I shared the contents of the "newsletter" that I received this morning from the by Jonny Bowden. As you know, some time ago that, the fat was put on trial for links they might have with cardiovascular disease and other diseases found in our society Western (diabetes, hypertension, high cholesterol, etc.).. Now it seems that fat plays a key role in many functions in our body, but this is a topic for another post. Since the publication of the book "Good Calories, Bad Calories" by Gary Taubes and books by Jonny Bowden and Robert Crayhon, among other things, I changed my tune and tends to look carbohydrates as being, in part, a source of the problem. I'm not talking about all types of carbohydrates because the body needs a minimum of this energy source to operate, but many refined carbohydrates or sugar. So I'll share 10 tips from Jonny Bowden to limit consumption of sugars, tips from his book Diet Boot Camp . (Content is in English to preserve the integrity of the contents of the article)

- Do not add it to foods. This Is The Easiest Way to basic and MOST Immediately Reduce the Amount of sugar you're eating. Biggest targets: cereal, coffee and tea.


- Don't be fooled by "healthy sugar" disguises. Brown sugar, turbinado sugar, raw sugar ... it's all pretty much the same thing as far as your body is concerned.

- Make a real effort to reduce or eliminate processed carbohydrates. Most processed carbs -- breads, bagels, most pastas and snacks -- are loaded with flour and other ingredients that convert to sugar in the body almost as fast as pure glucose. That sugar gets stored as triglycerides, which is a fancy way of saying fat.

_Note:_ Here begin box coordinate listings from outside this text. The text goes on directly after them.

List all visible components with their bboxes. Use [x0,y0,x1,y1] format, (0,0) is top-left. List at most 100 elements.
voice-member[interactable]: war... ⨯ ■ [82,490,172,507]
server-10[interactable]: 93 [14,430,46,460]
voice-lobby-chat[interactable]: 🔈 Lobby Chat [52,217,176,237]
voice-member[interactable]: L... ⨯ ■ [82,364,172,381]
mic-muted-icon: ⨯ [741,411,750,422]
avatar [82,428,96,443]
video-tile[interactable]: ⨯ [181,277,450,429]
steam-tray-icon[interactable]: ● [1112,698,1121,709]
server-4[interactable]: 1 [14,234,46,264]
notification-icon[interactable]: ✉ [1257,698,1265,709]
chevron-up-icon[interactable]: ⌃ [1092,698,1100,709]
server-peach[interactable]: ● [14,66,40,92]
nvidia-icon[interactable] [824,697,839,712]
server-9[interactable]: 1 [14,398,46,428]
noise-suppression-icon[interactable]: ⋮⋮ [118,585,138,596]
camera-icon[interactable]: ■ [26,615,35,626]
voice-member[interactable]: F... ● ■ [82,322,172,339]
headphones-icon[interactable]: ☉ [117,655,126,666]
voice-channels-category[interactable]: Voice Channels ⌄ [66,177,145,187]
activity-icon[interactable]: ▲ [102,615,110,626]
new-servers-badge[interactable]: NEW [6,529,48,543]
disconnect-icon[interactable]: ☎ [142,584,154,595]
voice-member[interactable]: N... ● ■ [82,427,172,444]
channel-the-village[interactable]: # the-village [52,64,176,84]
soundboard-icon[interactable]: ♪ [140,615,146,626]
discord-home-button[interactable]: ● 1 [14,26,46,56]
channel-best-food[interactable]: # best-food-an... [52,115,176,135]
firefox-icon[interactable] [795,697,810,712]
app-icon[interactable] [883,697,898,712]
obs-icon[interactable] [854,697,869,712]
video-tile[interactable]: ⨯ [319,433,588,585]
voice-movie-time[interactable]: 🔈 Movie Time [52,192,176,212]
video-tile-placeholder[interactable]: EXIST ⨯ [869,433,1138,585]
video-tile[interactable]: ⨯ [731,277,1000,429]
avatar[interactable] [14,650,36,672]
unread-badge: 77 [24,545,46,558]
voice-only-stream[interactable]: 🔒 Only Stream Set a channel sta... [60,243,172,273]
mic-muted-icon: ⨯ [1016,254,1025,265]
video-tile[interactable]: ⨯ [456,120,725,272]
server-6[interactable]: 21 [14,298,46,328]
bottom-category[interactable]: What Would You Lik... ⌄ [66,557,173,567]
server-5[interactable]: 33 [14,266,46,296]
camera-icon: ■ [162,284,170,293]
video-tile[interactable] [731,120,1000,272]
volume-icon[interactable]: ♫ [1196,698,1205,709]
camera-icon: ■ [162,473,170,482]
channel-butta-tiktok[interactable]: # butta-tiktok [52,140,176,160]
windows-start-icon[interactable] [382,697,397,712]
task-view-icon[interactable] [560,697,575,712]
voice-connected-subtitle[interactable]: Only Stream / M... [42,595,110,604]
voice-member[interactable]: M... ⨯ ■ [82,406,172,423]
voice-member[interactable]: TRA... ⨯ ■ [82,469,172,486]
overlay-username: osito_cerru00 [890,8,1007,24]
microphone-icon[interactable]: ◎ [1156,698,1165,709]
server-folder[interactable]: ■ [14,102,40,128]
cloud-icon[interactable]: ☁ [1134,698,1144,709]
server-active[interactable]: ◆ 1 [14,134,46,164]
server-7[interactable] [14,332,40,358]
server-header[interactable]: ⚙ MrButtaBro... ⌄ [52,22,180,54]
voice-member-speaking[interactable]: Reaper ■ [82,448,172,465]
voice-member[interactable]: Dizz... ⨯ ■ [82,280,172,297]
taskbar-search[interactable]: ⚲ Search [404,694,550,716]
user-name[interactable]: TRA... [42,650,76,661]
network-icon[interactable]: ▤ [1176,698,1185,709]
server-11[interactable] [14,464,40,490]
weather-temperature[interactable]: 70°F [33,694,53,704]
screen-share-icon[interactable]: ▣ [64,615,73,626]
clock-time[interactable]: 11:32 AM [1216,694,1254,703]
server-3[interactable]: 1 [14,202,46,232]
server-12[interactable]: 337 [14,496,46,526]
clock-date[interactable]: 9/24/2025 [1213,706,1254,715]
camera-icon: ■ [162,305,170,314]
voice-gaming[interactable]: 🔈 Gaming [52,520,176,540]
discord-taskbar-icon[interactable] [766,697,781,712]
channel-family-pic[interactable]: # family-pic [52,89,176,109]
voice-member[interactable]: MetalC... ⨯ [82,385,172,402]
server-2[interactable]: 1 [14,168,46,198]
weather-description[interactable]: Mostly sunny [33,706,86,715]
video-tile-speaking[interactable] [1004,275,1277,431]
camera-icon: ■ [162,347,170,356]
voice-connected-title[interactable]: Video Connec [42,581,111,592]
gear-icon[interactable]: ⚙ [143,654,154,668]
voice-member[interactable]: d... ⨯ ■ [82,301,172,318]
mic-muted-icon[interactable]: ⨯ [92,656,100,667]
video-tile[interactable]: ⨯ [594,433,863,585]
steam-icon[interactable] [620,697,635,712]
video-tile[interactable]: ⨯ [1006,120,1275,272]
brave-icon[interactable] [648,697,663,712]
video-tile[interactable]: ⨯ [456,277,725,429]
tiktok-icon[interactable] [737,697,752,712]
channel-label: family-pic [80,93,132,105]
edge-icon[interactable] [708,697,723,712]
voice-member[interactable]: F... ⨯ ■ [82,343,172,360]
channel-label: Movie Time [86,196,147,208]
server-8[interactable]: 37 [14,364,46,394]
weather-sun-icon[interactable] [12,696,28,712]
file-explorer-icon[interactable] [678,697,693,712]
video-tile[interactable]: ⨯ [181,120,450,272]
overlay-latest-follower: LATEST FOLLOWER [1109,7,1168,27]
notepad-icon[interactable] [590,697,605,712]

- Watch out for "fat-free" snacks. One of the biggest myths is that if a food is fat-free it doesn't make you fat. Fat-free doesn't mean calorie-free, and most fat-free snacks are loaded with sugar.

- Shop for color. The more your grocery basket looks like a cornucopia of color, the better. It usually means you're getting more fresh vegetables and low-glycemic fruits such as berries and cherries.

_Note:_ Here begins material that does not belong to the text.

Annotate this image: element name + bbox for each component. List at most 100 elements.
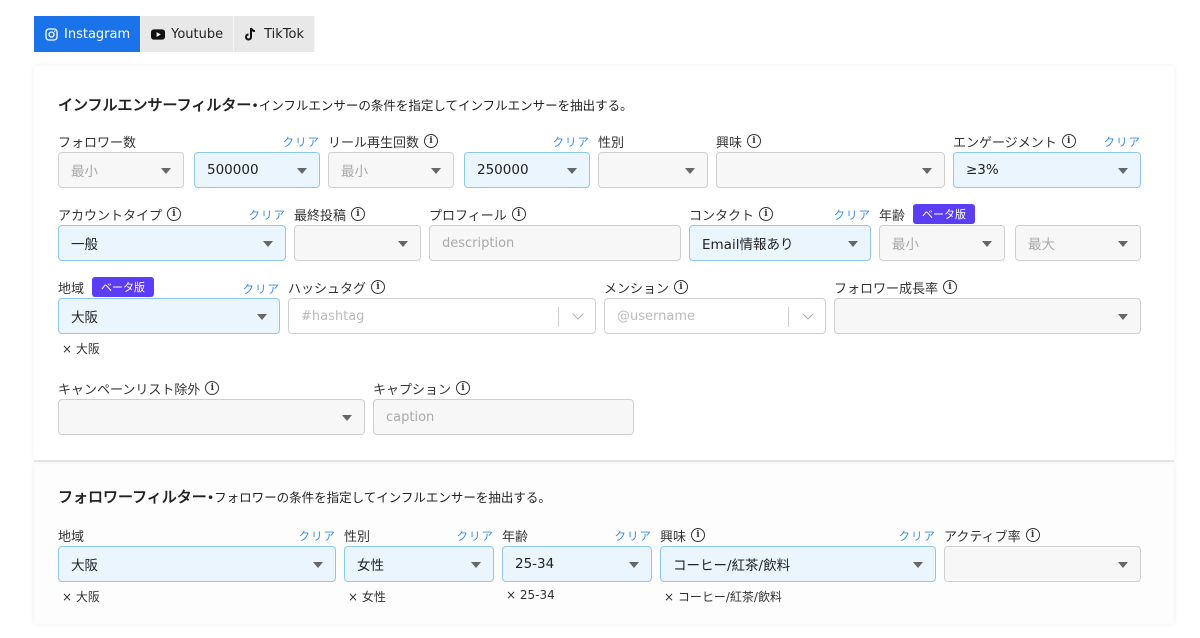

- Become a food detective. This tip is from the wonderful author and nutritionist Anne Louise Gittleman, who adds that "To reduce sugar, you have to know where it is first." Start reading labels.

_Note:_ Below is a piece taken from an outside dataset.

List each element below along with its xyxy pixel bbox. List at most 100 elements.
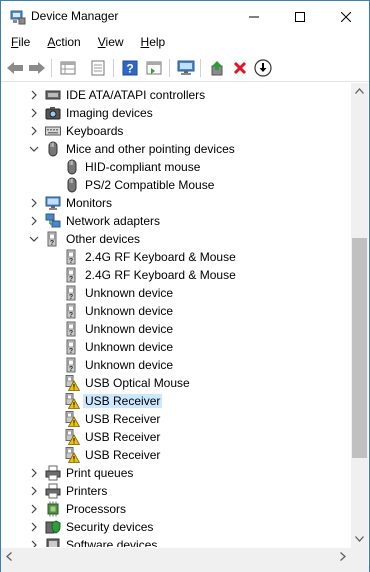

- Beware of artificial sweeteners. Unfortunately, they can increase cravings for sugar and carbohydrates. They can also deplete the body's stores of chromium, a nutrient crucial for blood-sugar metabolism.

- Do the math. Look at the label where it says "total sugars" and divide the number of grams by four. That's the number of teaspoons of sugar you are ingesting. This exercise alone should scare the pants off you.

- Limit fruit. (Notice I didn't say "eliminate.") Fruit has sugar, but it also has fiber and good nutrients. Just don't overdo it. For weight-loss purposes, two servings a day and try to make most of them low-glycemic.

- Eliminate fruit juice. It's a pure sugar hit with none of the fiber and less of the nutrients that are found in the fruit itself.

Source : Bowden, J. (2010). Top 10 Ways to Cut Back on Sugar . Diet Boot Camp workbook, p.126.